Creating safe space to unpack, allow, explore and distill these parts of experience is fundamental to reducing our resistance to being able to connect with ourselves, each other and the world in a sincere, truthful and heartful way.
This has started to get some traction in the world of spirituality – the concept of waking down is becoming a thing that people are aware of and I hope that that continues to build.
This will open the door for people who have got trauma to access a sense of spirituality, without feeling like they are bad practitioners for not being able to sit still with themselves.
It will also offer a fundamentally deeper form of awakening. As well as connecting to the forces outside of us that shape our Universe we can access a radical level of acceptance that opens the door to experiencing the entirety of being human as a beautiful and joyful expression of life force.
In my experience, going through this process together with shared practices is also a lot more fun than sitting on a cushion beating ourselves up for not being able to still our minds.
The practice itself becomes a conduit for connection and joy.

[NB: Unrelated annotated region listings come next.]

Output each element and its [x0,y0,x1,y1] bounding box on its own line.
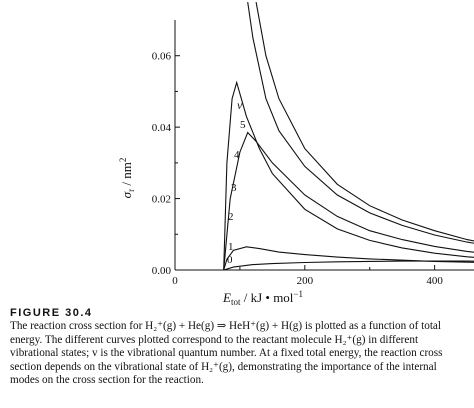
series-label-v5: 5 [240,119,246,131]
series-label-v1: 1 [228,241,234,253]
x-tick-label: 0 [172,275,178,287]
y-tick-label: 0.00 [152,265,172,277]
axis-ticks: 0 200 400 0.00 0.02 0.04 0.06 [152,51,444,287]
series-line-v4 [247,2,474,244]
y-axis-label: σr / nm2 [118,158,136,199]
series-line-v2 [223,80,474,271]
series-label-v4: 4 [234,149,240,161]
series-line-v0 [223,260,474,271]
y-tick-label: 0.02 [152,194,171,206]
figure-label: FIGURE 30.4 [10,307,93,319]
series-label-v2: 2 [228,211,234,223]
y-tick-label: 0.04 [152,122,172,134]
x-tick-label: 200 [297,275,314,287]
series-line-v5 [255,2,474,242]
legend-title: v [237,98,243,112]
series-lines [223,2,474,271]
x-axis-label: Etot / kJ • mol−1 [222,289,303,305]
figure-caption: FIGURE 30.4 The reaction cross section f… [10,307,466,388]
series-line-v3 [223,131,474,271]
series-label-v3: 3 [231,182,237,194]
y-tick-label: 0.06 [152,51,172,63]
x-tick-label: 400 [426,275,443,287]
series-line-v1 [223,246,474,271]
caption-text: The reaction cross section for H₂⁺(g) + … [10,320,443,387]
series-label-v0: 0 [227,254,233,266]
series-labels: 5 4 3 2 10 [227,119,246,266]
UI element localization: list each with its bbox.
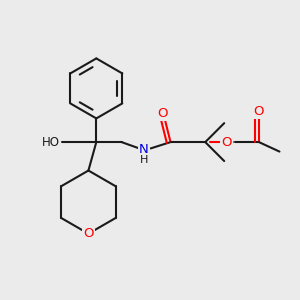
Text: O: O bbox=[158, 106, 168, 120]
Text: HO: HO bbox=[41, 136, 59, 148]
Text: O: O bbox=[253, 105, 264, 118]
Text: O: O bbox=[221, 136, 232, 148]
Text: O: O bbox=[83, 227, 94, 240]
Text: H: H bbox=[140, 155, 148, 165]
Text: N: N bbox=[139, 143, 148, 157]
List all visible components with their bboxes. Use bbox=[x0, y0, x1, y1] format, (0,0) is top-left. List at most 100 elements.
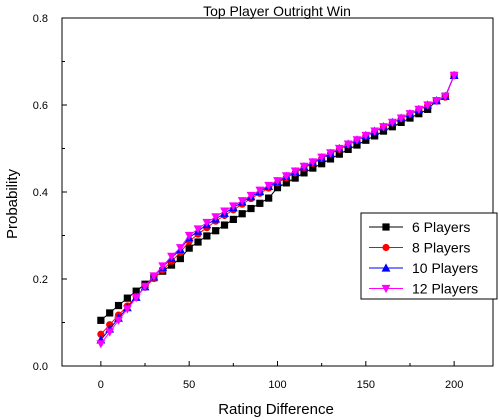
data-point bbox=[396, 114, 406, 123]
x-tick-label: 150 bbox=[357, 379, 375, 391]
data-point bbox=[361, 131, 371, 141]
data-point bbox=[371, 132, 379, 140]
data-point bbox=[114, 301, 123, 310]
data-point bbox=[247, 204, 255, 213]
data-point bbox=[97, 330, 105, 338]
data-point bbox=[97, 316, 105, 324]
series-4 bbox=[96, 71, 459, 349]
data-point bbox=[352, 136, 362, 145]
data-point bbox=[299, 162, 309, 171]
legend: 6 Players 8 Players 10 Players 12 Players bbox=[360, 212, 498, 300]
data-point bbox=[309, 164, 317, 172]
data-point bbox=[414, 105, 424, 114]
plot-frame bbox=[61, 17, 494, 367]
y-axis-title: Probability bbox=[4, 168, 21, 239]
data-point bbox=[184, 231, 194, 241]
data-point bbox=[318, 160, 326, 168]
data-point bbox=[238, 210, 246, 218]
data-point bbox=[326, 149, 335, 158]
data-point bbox=[202, 218, 212, 228]
legend-label: 6 Players bbox=[412, 219, 470, 235]
legend-item: 12 Players bbox=[369, 281, 478, 297]
data-point bbox=[282, 179, 290, 187]
data-point bbox=[405, 110, 415, 119]
data-point bbox=[432, 97, 441, 106]
data-point bbox=[326, 155, 335, 163]
data-point bbox=[290, 167, 300, 176]
y-tick-label: 0.0 bbox=[33, 361, 48, 373]
x-tick-label: 100 bbox=[268, 379, 286, 391]
data-point bbox=[220, 207, 229, 216]
y-tick-label: 0.6 bbox=[33, 100, 48, 112]
data-point bbox=[149, 272, 159, 281]
data-point bbox=[344, 145, 352, 153]
data-point bbox=[273, 184, 282, 192]
data-point bbox=[228, 202, 238, 211]
data-point bbox=[335, 150, 343, 158]
x-axis-title: Rating Difference bbox=[218, 401, 334, 418]
data-point bbox=[220, 221, 229, 229]
data-point bbox=[264, 181, 274, 191]
y-tick-label: 0.2 bbox=[33, 274, 48, 286]
data-point bbox=[203, 232, 211, 240]
legend-marker bbox=[382, 223, 390, 231]
data-point bbox=[237, 197, 247, 206]
data-point bbox=[387, 118, 397, 127]
data-point bbox=[370, 127, 380, 136]
data-point bbox=[131, 294, 141, 303]
data-point bbox=[265, 194, 273, 202]
y-tick-label: 0.8 bbox=[33, 13, 48, 25]
data-point bbox=[281, 172, 291, 181]
y-axis: 0.0 0.2 0.4 0.6 0.8 bbox=[33, 13, 67, 373]
data-point bbox=[167, 261, 176, 269]
data-point bbox=[114, 316, 123, 325]
data-point bbox=[158, 262, 168, 271]
legend-marker bbox=[381, 284, 391, 294]
data-point bbox=[106, 309, 114, 317]
data-point bbox=[175, 244, 185, 253]
data-point bbox=[449, 71, 459, 81]
data-point bbox=[246, 191, 256, 201]
data-point bbox=[122, 305, 132, 314]
legend-item: 6 Players bbox=[369, 219, 470, 235]
series-layer bbox=[96, 70, 459, 349]
series-3 bbox=[96, 70, 459, 344]
chart-title: Top Player Outright Win bbox=[203, 3, 351, 19]
x-tick-label: 0 bbox=[98, 379, 104, 391]
data-point bbox=[440, 92, 450, 101]
data-point bbox=[343, 140, 353, 149]
data-point bbox=[176, 254, 184, 263]
data-point bbox=[167, 252, 176, 261]
x-axis: 0 50 100 150 200 bbox=[98, 361, 463, 391]
data-point bbox=[132, 287, 140, 295]
data-point bbox=[96, 340, 106, 349]
data-point bbox=[229, 215, 237, 224]
data-point bbox=[105, 328, 115, 337]
data-point bbox=[185, 244, 193, 252]
y-tick-label: 0.4 bbox=[33, 187, 48, 199]
data-point bbox=[255, 186, 265, 195]
data-point bbox=[291, 174, 299, 182]
data-point bbox=[123, 294, 131, 302]
data-point bbox=[334, 144, 344, 154]
legend-marker bbox=[381, 263, 391, 272]
data-point bbox=[300, 169, 308, 177]
data-point bbox=[193, 225, 203, 234]
legend-label: 10 Players bbox=[412, 260, 478, 276]
data-point bbox=[362, 136, 370, 144]
data-point bbox=[317, 153, 327, 162]
legend-label: 8 Players bbox=[412, 240, 470, 256]
x-tick-label: 200 bbox=[445, 379, 463, 391]
legend-item: 8 Players bbox=[369, 240, 470, 256]
data-point bbox=[256, 199, 264, 207]
data-point bbox=[194, 238, 202, 246]
data-point bbox=[273, 177, 282, 186]
x-tick-label: 50 bbox=[183, 379, 195, 391]
legend-item: 10 Players bbox=[369, 260, 478, 276]
legend-label: 12 Players bbox=[412, 281, 478, 297]
data-point bbox=[308, 158, 318, 167]
data-point bbox=[140, 282, 150, 291]
data-point bbox=[353, 141, 361, 149]
data-point bbox=[211, 213, 221, 222]
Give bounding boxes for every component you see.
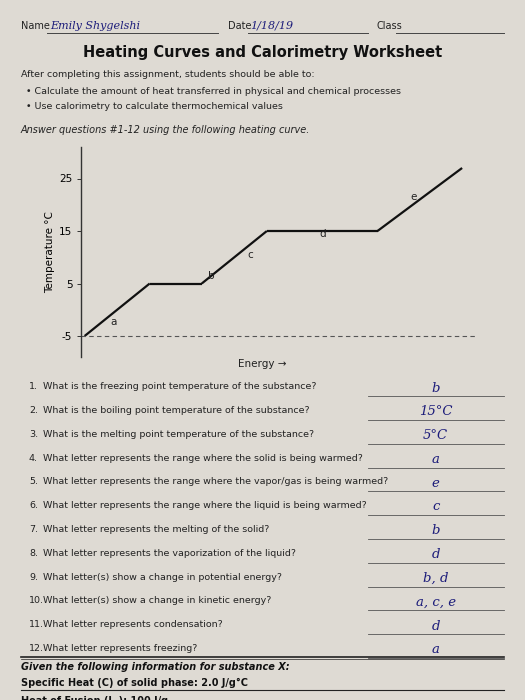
Text: What is the melting point temperature of the substance?: What is the melting point temperature of… (43, 430, 314, 439)
Text: b: b (432, 382, 440, 395)
Text: c: c (432, 500, 439, 514)
Text: 7.: 7. (29, 525, 38, 534)
Text: e: e (432, 477, 440, 490)
Text: b: b (432, 524, 440, 538)
Text: 1.: 1. (29, 382, 38, 391)
Text: e: e (410, 192, 416, 202)
Y-axis label: Temperature °C: Temperature °C (45, 211, 55, 293)
Text: d: d (432, 548, 440, 561)
Text: 11.: 11. (29, 620, 44, 629)
Text: 9.: 9. (29, 573, 38, 582)
Text: What letter(s) show a change in kinetic energy?: What letter(s) show a change in kinetic … (43, 596, 271, 606)
Text: b, d: b, d (423, 572, 448, 585)
Text: 3.: 3. (29, 430, 38, 439)
Text: • Calculate the amount of heat transferred in physical and chemical processes: • Calculate the amount of heat transferr… (26, 87, 401, 96)
Text: 5.: 5. (29, 477, 38, 486)
Text: 1/18/19: 1/18/19 (250, 21, 293, 31)
Text: a: a (432, 643, 440, 657)
Text: 4.: 4. (29, 454, 38, 463)
Text: Answer questions #1-12 using the following heating curve.: Answer questions #1-12 using the followi… (21, 125, 310, 134)
Text: Heating Curves and Calorimetry Worksheet: Heating Curves and Calorimetry Worksheet (83, 45, 442, 60)
Text: d: d (319, 229, 326, 239)
Text: Emily Shygelshi: Emily Shygelshi (50, 21, 140, 31)
Text: 15°C: 15°C (419, 405, 453, 419)
Text: a: a (432, 453, 440, 466)
Text: What letter represents the vaporization of the liquid?: What letter represents the vaporization … (43, 549, 296, 558)
Text: Specific Heat (C) of solid phase: 2.0 J/g°C: Specific Heat (C) of solid phase: 2.0 J/… (21, 678, 248, 687)
Text: 5°C: 5°C (423, 429, 448, 442)
Text: Given the following information for substance X:: Given the following information for subs… (21, 662, 290, 672)
Text: Name: Name (21, 21, 50, 31)
Text: What letter represents freezing?: What letter represents freezing? (43, 644, 197, 653)
Text: 10.: 10. (29, 596, 44, 606)
Text: What letter represents the melting of the solid?: What letter represents the melting of th… (43, 525, 269, 534)
Text: b: b (208, 271, 215, 281)
Text: a: a (111, 316, 117, 326)
Text: • Use calorimetry to calculate thermochemical values: • Use calorimetry to calculate thermoche… (26, 102, 283, 111)
Text: Heat of Fusion (Lₓ): 100 J/g: Heat of Fusion (Lₓ): 100 J/g (21, 696, 168, 700)
Text: d: d (432, 620, 440, 633)
Text: What is the freezing point temperature of the substance?: What is the freezing point temperature o… (43, 382, 317, 391)
Text: What letter represents the range where the liquid is being warmed?: What letter represents the range where t… (43, 501, 367, 510)
Text: 6.: 6. (29, 501, 38, 510)
Text: 12.: 12. (29, 644, 44, 653)
Text: Class: Class (377, 21, 403, 31)
Text: Date: Date (228, 21, 252, 31)
Text: a, c, e: a, c, e (416, 596, 456, 609)
Text: c: c (247, 250, 253, 260)
Text: What letter represents the range where the solid is being warmed?: What letter represents the range where t… (43, 454, 363, 463)
Text: After completing this assignment, students should be able to:: After completing this assignment, studen… (21, 70, 314, 79)
Text: What letter represents condensation?: What letter represents condensation? (43, 620, 223, 629)
Text: 8.: 8. (29, 549, 38, 558)
Text: What is the boiling point temperature of the substance?: What is the boiling point temperature of… (43, 406, 310, 415)
Text: Energy →: Energy → (238, 359, 287, 369)
Text: What letter represents the range where the vapor/gas is being warmed?: What letter represents the range where t… (43, 477, 388, 486)
Text: 2.: 2. (29, 406, 38, 415)
Text: What letter(s) show a change in potential energy?: What letter(s) show a change in potentia… (43, 573, 282, 582)
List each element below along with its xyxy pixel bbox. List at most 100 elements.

“If we were all to sit in a circle and confess our sins, we would laugh at each other for lack of originality.” Kahlil Gabrin
The deeper we have reintegrated our shadows, the more we are able to access our life force, joy and connection. Also, the more we are able to hold space for other people to up to the darkest parts of their psyche and emotions and connect with each other in that space.
Somewhere between the human capacity to heal, connect, be creative and be full of eros; and the meditative skill of being able to slow down, accept things as they are and be present with this immediate moment lies a magical and joyful part of experience that can be incredibly beautiful.
In this part of experience we lose our sense of self, not by destroying it, but by connecting into the part of experience where we are all inextricably connected to each other. By losing our sense of self-consciousness.
This is how we will access true joy in ourselves and create a fairer, more equal word for everyone, not based on what our minds believe that we should do but based on our hearts innate and natural desires to exist in harmony in a community where we are all safe and we feel seen, loved and respected.